Mas ainda anteontem, Reinaldo Azevedo, antes grande amigo do Olavo, publica "Bolsonaro e suas hostes. Ou: O pensador que fundiu Platão com Dercy Gonçalves"[10], uma referência indireta àquele cujo nome não deve ser pronunciado. Só o título já diz muito (se não sobre quem escreve, sobre o conteúdo).

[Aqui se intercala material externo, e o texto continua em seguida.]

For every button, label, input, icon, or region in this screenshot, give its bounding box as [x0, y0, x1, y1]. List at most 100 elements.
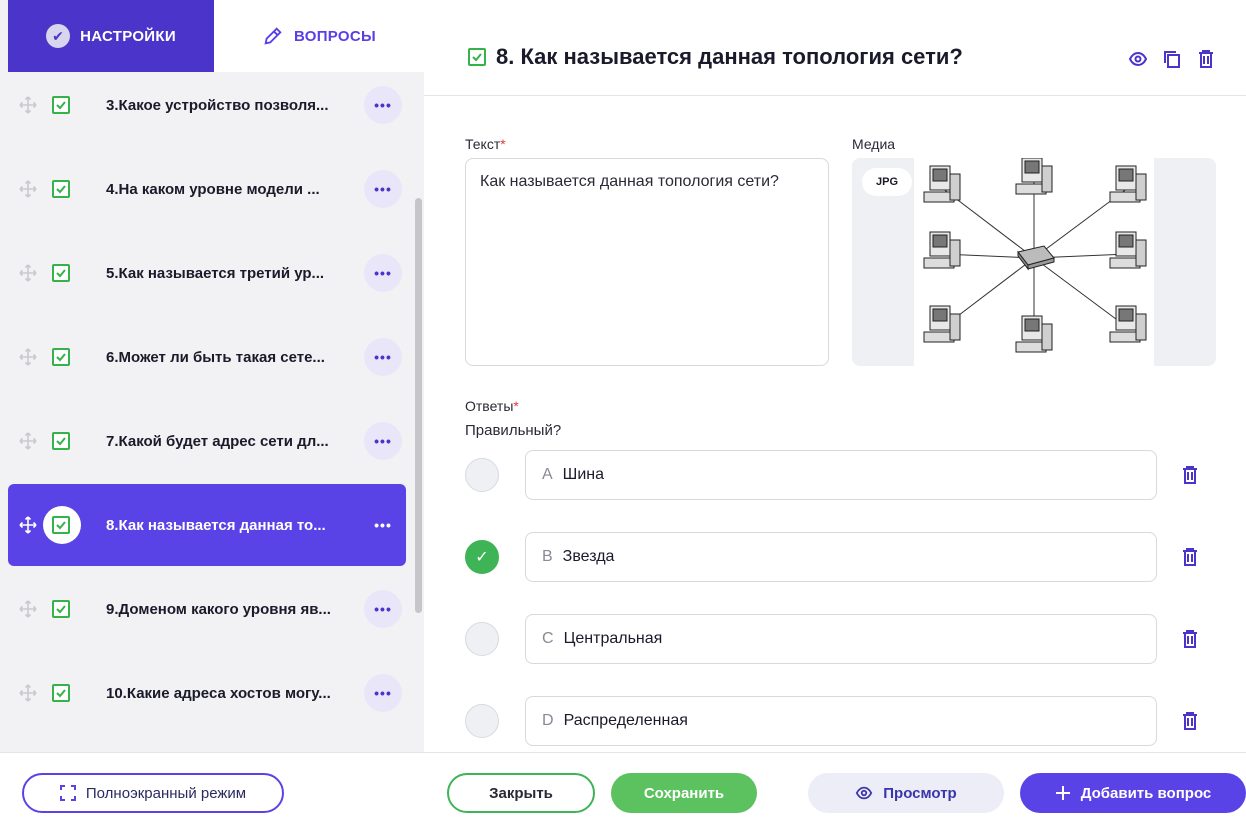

Ainda nas décadas de 1990 e 2000, Olavo de Carvalho humilhava os ditos intelectuais de esquerda, às vezes no próprio ambiente universitário. Assim, os intelectuais de esquerda, ou o mais próximo disto na época, tentaram matá-lo por falta de espaço na "grande mídia". Na década de 2010, a esquerda já não sabia lidar com os opositores reais, mesmo que estes fossem inexperientes, com pouquíssimos recursos e com alcance muito limitado, então só puderam, no máximo, enquadrar os opositores mais famosos dentro dos clichês e das difamações da própria propaganda (da esquerda). Por isso não acredito que os ataques contra Olavo de Carvalho vindo de quem se diz de direita sejam de uma esquerda infiltrada, porque não só ela não é tão inteligente mais, um ataque vindo de um governo com mais de 60% de rejeição e de uma militância bem criticada por gente que ela diz defender (como o Movimento LGBT por homossexuais ou o Movimento Negro por negros) tem mais chances de ser um tiro pela culatra.[11] É crise da direita mesmo.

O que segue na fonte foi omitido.